Cultural heritage is a rich and varied collection of intangible assets inherited by a society from previous generations. These include physical artifacts, such as paintings and other artistic works, archeological and historical monuments, buildings and other historic sites, and the natural landscape, such as the plain of Runnymede in England where the Magna Carta was signed or the Angkor Wat temple complex in Cambodia. It also encompasses social customs, traditions and practices that characterize the distinctiveness of a culture, including beliefs and values, art forms, music, language, sports, religious and spiritual traditions, indigenous knowledge, and historic sites.

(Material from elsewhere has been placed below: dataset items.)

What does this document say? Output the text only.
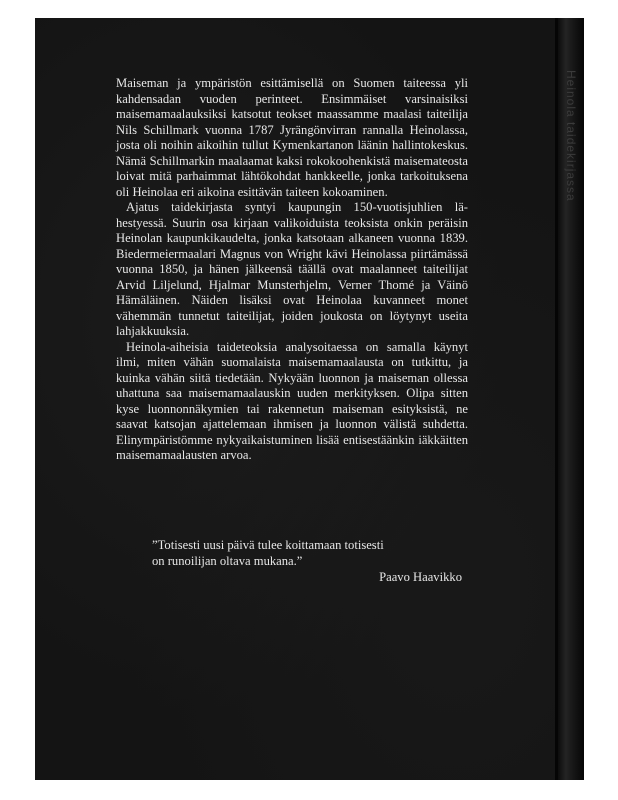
Heinola taidekirjassa

Maiseman ja ympäristön esittämisellä on Suomen taiteessa yli kahdensadan vuoden perinteet. Ensimmäiset varsinaisiksi maisemamaalauksiksi katsotut teokset maassamme maalasi taiteilija Nils Schillmark vuonna 1787 Jyrängönvirran rannalla Heinolassa, josta oli noihin aikoihin tullut Kymenkartanon läänin hallintokeskus. Nämä Schillmarkin maalaamat kaksi rokokoohenkistä maisemateosta loivat mitä parhaimmat lähtökohdat hankkeelle, jonka tarkoituksena oli Heinolaa eri aikoina esittävän taiteen kokoaminen.

Ajatus taidekirjasta syntyi kaupungin 150-vuotisjuhlien lähestyessä. Suurin osa kirjaan valikoiduista teoksista onkin peräisin Heinolan kaupunkikaudelta, jonka katsotaan alkaneen vuonna 1839. Biedermeiermaalari Magnus von Wright kävi Heinolassa piirtämässä vuonna 1850, ja hänen jälkeensä täällä ovat maalanneet taiteilijat Arvid Liljelund, Hjalmar Munsterhjelm, Verner Thomé ja Väinö Hämäläinen. Näiden lisäksi ovat Heinolaa kuvanneet monet vähemmän tunnetut taiteilijat, joiden joukosta on löytynyt useita lahjakkuuksia.

Heinola-aiheisia taideteoksia analysoitaessa on samalla käynyt ilmi, miten vähän suomalaista maisemamaalausta on tutkittu, ja kuinka vähän siitä tiedetään. Nykyään luonnon ja maiseman ollessa uhattuna saa maisemamaalauskin uuden merkityksen. Olipa sitten kyse luonnonnäkymien tai rakennetun maiseman esityksistä, ne saavat katsojan ajattelemaan ihmisen ja luonnon välistä suhdetta. Elinympäristömme nykyaikaistuminen lisää entisestäänkin iäkkäitten maisemamaalausten arvoa.

”Totisesti uusi päivä tulee koittamaan totisesti
on runoilijan oltava mukana.”
Paavo Haavikko
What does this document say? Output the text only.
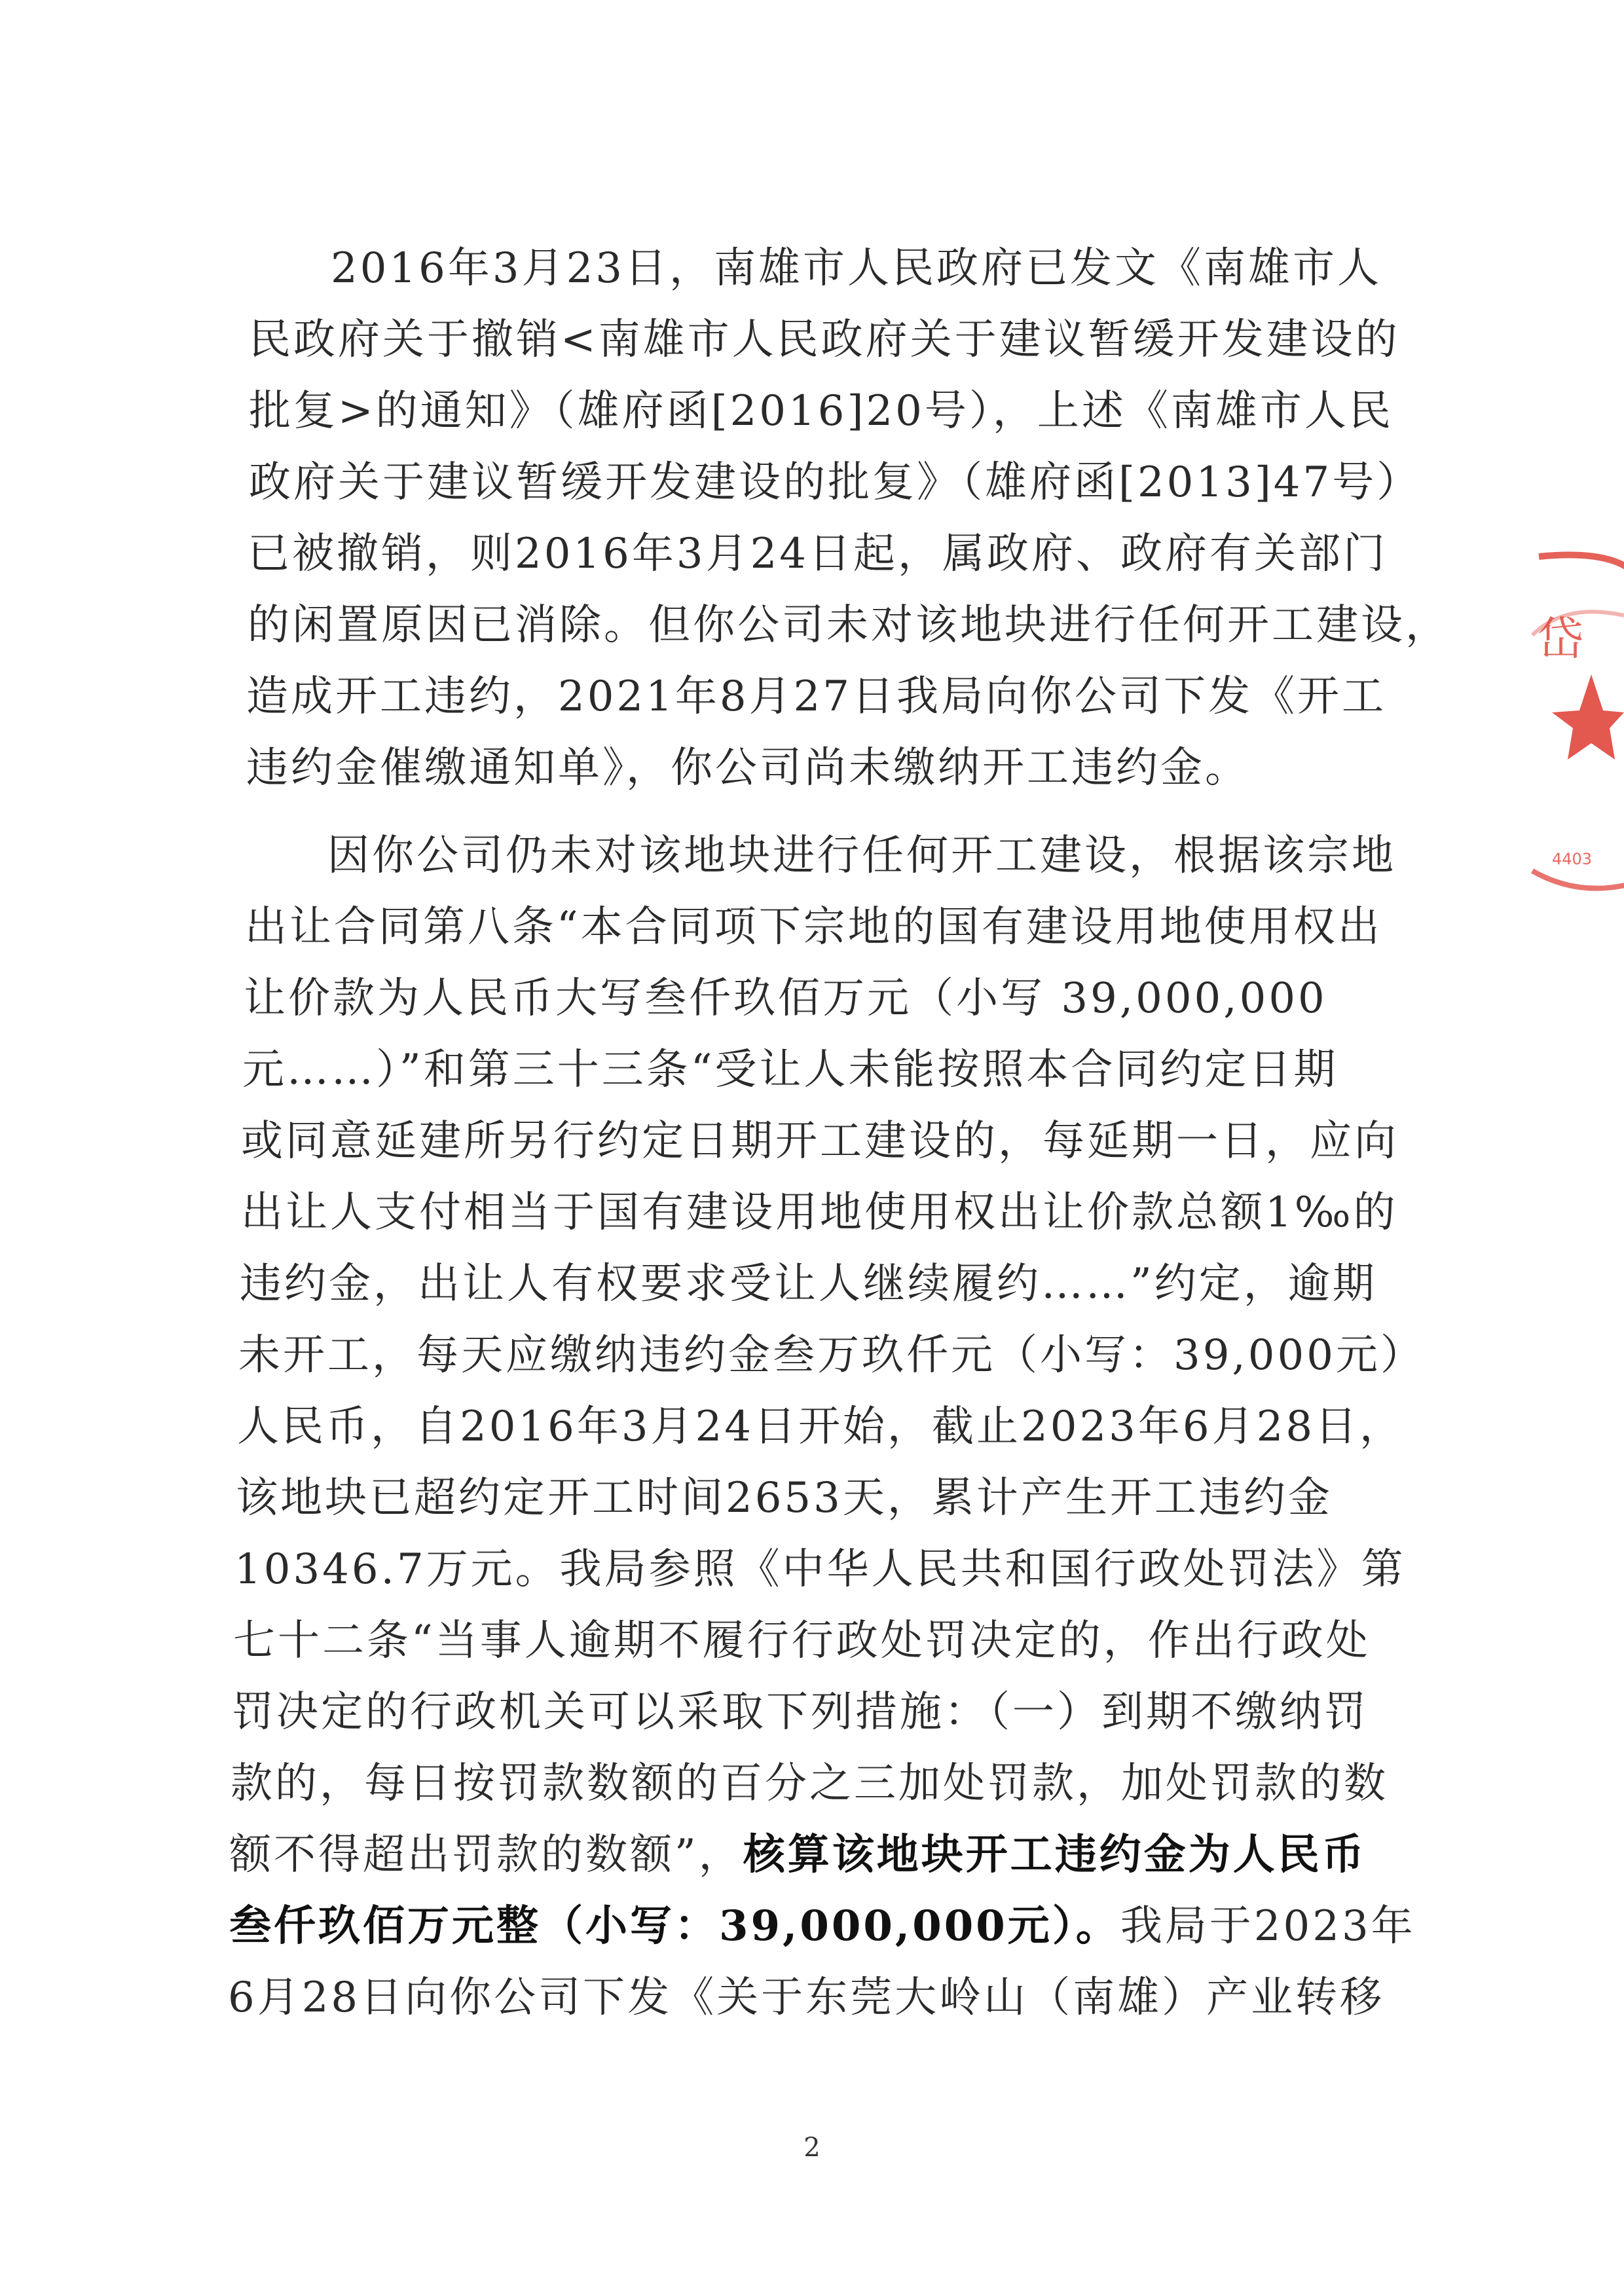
2016年3月23日，南雄市人民政府已发文《南雄市人
民政府关于撤销<南雄市人民政府关于建议暂缓开发建设的
批复>的通知》（雄府函[2016]20号），上述《南雄市人民
政府关于建议暂缓开发建设的批复》（雄府函[2013]47号）
已被撤销，则2016年3月24日起，属政府、政府有关部门
的闲置原因已消除。但你公司未对该地块进行任何开工建设，
造成开工违约，2021年8月27日我局向你公司下发《开工
违约金催缴通知单》，你公司尚未缴纳开工违约金。
因你公司仍未对该地块进行任何开工建设，根据该宗地
出让合同第八条“本合同项下宗地的国有建设用地使用权出
让价款为人民币大写叁仟玖佰万元（小写 39,000,000
元……）”和第三十三条“受让人未能按照本合同约定日期
或同意延建所另行约定日期开工建设的，每延期一日，应向
出让人支付相当于国有建设用地使用权出让价款总额1‰的
违约金，出让人有权要求受让人继续履约……”约定，逾期
未开工，每天应缴纳违约金叁万玖仟元（小写：39,000元）
人民币，自2016年3月24日开始，截止2023年6月28日，
该地块已超约定开工时间2653天，累计产生开工违约金
10346.7万元。我局参照《中华人民共和国行政处罚法》第
七十二条“当事人逾期不履行行政处罚决定的，作出行政处
罚决定的行政机关可以采取下列措施：（一）到期不缴纳罚
款的，每日按罚款数额的百分之三加处罚款，加处罚款的数
额不得超出罚款的数额”，核算该地块开工违约金为人民币
叁仟玖佰万元整（小写：39,000,000元）。我局于2023年
6月28日向你公司下发《关于东莞大岭山（南雄）产业转移
2
岱
4403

Cultural property can be a source of national pride and a focus of international cooperation and goodwill. At the same time, it can be a flashpoint for conflict and violent extremism. The destruction of the mausoleums in Timbuktu, for example, revealed how strongly Islamic fundamentalists are willing to destroy other Islamic cultures that do not conform to their own narrow and exclusive vision. The UNESCO-backed preservation of the temples in Cambodia after years of war and civil unrest is one of the organization’s most impressive achievements in its efforts to promote heritage and reconciliation among societies torn apart by conflict.
In addition to protecting its heritage, a country may wish to enhance it, for example by developing educational and tourism initiatives based on its historical or archaeological resources. This can present a challenge for many poor countries, however, as it requires significant financial investments that can compete with other priorities.
Fortunately, new techniques and methods are helping to recognize the importance of a culture’s intangible heritage and provide ways to measure it. For example, stated preference (SP) valuation methods can help to assess the value of a heritage site to a particular individual or group.
The methods are used to estimate benefits that cannot be easily measured in markets, such as the aesthetic or recreational value of a heritage site. These benefits can be difficult to compare, because they require a person to have an actual experience rather than just a mental image. They are, therefore, harder to quantify than market prices, which depend on the ability to buy and sell goods in a marketplace.
These methods are largely dependent on the availability of substitutes, which may be more or less comparable to the cultural heritage under consideration. While this limitation is a concern, it can be overcome by measuring the use values of a cultural heritage site and its direct or indirect effects on the user. This can be done by comparing the cost of an alternative experience, such as the price of a ticket to a museum or the cost of a trip to a historic city. These use values can then be aggregated to provide an overall estimate of the heritage site’s value to a particular user. Indirect use values are likely to have greater relevance to the evaluation of cultural heritage than nonuse or option values. This is because these values are typically directly related to the enjoyment of a cultural experience.